A stunning icon depicts the martyrs and was created by Egyptian American artist Tony Rezk. It appears on the website for the Coptic Orthodox Diocese of Los Angeles
The stunning icon here depicts the martyrs and was created by Egyptian American artist Tony Rezk. It appears on the website for the Coptic Orthodox Diocese of Los Angeles, http://lacopts.org/
Many have heard the dramatic story of the twenty-one Coptic Orthodox Christians working in Libya who were captured and beheaded by ISIS as part of their ongoing campaign of provocation and terror. What may not be as well known in the media is that all twenty-one were offered the chance to save their lives by embracing Islam, and that all twenty-one refused, confessing Christ and dying for Him as true Christian martyrs. Indeed, it appears that the Coptic Orthodox Church has already canonized them (i.e., declared them to be saints), and some ask what response the Chalcedonian Orthodox Churches should make as regards these courageous Christians. The question involves a look at the evolving practice of official canonization in the church.
People are most familiar with the process of canonization in the Roman Catholic Church, since the Roman communion is the best-known and largest church in the west. Over the years, that church has developed a complicated system and lengthy process which must be followed before anyone can be officially declared a saint. Previous to that, declarations of sainthood happened more informally and locally. But by the tenth century, the pope had secured control of all church canonizations, for in 1181, Pope Innocent III reserved all such declarations of sainthood to himself. Even then, it was not until the time of the Counter-Reformation in 1634 that a full process for canonization emerged, with nominations, judges, advocates, counter-advocates (the so-called “devil’s advocates”), trials, and the final verdict. And, of course, the whole process, as well as taking years, also took money to amass testimonials and keep the cause alive. A certain number of authenticated miracles were also required to push a candidate along the long path to being called “Blessed” (a kind of lesser rank of holiness) and then further along yet to actual sainthood. It was all very formal, and organized, and official, and lengthy, and expensive.

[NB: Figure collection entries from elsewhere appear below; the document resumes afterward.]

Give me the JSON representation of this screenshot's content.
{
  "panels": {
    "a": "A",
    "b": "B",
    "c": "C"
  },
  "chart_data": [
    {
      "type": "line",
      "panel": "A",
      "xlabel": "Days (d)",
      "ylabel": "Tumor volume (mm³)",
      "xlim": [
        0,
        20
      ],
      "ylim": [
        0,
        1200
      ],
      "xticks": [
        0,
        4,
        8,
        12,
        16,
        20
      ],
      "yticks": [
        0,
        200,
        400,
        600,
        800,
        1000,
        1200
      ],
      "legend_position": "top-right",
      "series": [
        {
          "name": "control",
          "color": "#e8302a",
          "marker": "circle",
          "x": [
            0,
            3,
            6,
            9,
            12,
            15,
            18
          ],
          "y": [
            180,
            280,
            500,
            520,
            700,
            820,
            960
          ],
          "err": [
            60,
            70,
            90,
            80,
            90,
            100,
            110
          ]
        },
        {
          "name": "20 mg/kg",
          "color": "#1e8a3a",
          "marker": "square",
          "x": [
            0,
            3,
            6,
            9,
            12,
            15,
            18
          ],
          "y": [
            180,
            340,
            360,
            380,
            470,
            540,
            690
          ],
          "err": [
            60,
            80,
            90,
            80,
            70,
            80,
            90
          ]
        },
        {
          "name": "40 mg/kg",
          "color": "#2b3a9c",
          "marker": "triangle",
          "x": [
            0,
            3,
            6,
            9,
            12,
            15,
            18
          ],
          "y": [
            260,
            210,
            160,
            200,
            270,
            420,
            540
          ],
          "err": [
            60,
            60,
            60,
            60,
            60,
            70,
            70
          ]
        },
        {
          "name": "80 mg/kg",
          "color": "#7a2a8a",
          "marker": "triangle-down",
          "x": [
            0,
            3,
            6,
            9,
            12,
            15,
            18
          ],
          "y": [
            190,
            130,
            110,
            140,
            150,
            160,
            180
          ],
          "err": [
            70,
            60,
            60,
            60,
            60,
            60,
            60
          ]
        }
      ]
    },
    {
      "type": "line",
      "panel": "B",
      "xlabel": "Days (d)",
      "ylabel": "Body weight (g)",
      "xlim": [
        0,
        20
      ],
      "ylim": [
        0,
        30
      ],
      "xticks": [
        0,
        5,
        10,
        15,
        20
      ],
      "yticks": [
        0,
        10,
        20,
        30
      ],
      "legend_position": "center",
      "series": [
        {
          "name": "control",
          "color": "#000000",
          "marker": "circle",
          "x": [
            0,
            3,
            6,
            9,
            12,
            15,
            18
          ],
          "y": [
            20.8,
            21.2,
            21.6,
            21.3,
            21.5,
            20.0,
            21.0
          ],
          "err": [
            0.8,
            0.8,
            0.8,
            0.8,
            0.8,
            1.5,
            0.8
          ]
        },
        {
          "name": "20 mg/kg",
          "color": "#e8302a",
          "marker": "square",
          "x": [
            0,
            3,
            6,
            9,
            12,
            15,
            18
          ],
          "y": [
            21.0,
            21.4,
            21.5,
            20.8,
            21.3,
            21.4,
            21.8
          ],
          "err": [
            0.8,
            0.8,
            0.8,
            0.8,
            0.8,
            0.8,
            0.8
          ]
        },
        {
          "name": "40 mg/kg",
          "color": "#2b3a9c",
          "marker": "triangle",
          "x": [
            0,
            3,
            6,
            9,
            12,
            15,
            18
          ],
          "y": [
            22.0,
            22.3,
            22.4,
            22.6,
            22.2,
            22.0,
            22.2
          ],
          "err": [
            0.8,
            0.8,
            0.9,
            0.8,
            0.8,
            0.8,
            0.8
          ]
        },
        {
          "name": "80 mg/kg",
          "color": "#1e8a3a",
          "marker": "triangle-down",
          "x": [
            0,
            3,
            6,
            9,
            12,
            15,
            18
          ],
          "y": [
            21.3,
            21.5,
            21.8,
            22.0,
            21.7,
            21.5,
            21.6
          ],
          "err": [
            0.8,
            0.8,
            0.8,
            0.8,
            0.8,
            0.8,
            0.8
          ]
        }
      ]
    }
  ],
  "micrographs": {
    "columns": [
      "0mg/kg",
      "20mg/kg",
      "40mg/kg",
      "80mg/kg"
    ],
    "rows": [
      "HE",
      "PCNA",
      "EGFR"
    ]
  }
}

It was also very different than it was in the early church. The term “saint” of course simply means “holy one” (Greek agios), and was used by St. Paul to describe any baptized and faithful Christian. Certain people whose Christian faith was clearly authentic and whose lives merited wider attention, were called saints, or described as “holy” (e.g., not just “Paul”, but “holy Paul”). This of course included the martyrs, believers who had suffered for their Lord. There was no process of canonization required; the conviction and declaration of the local church that these people were truly holy was sufficient. Such was the credibility of the laity’s testimony, and the Church’s confidence that its faithful could discern true holiness when they saw it. If a church’s bishop was martyred, for example, the faithful treasured the story of their bishop’s heroic end and accorded him the appropriate honour. They would keep and venerate his relics, celebrate his martyrdom at its yearly anniversary, and ask for his heavenly intercession. It was a strictly local affair, and if other churches from neighbouring cities didn’t want to join in the acknowledgment of that bishop, they didn’t have to, and no one tried to make them. But examples of heroic holiness were rare enough, and usually the neighbouring churches were all too happy to acknowledge the sanctity and tell the story of any martyr. Such stories were shared with Christians in other cities, and sometimes relics were also shared, so that the martyr’s anniversary celebration in one city was sometimes kept in neighbouring cities as well.
Orthodoxy is heir to this local and informal practice of the early church. We are somewhat more formal than our ancestors were. Nowadays, a potential saint is discussed by the local synod of bishops, and discussions are held about whether or not to canonize him or her. Then the liturgical services are written, and the icon painted, and the day for official canonization (called the saint’s “glorification”) arrives. The final memorial service is said for him, and then prayers are no longer said for him, but rather to him. But even before this final episcopal process begins, the people still know whether or not the “candidate” is a saint. As in the earlier days, the Church still recognizes holiness when it sees it, and local “unofficial” veneration always precedes the “official” one. After all, it is God who makes saints, not bishops. And it seems clear enough that God has made twenty-one new saints in Libya lately. Whether or not the bishops give their official stamp of liturgical approval is almost irrelevant insofar as goes the love and veneration of the people of God. It seems likely that the bishops, whose divine task it is to lead the Church and be its liturgical voice, will respond by officially glorifying these martyrs. The laity have said Axios! and the bishops may well respond Amen!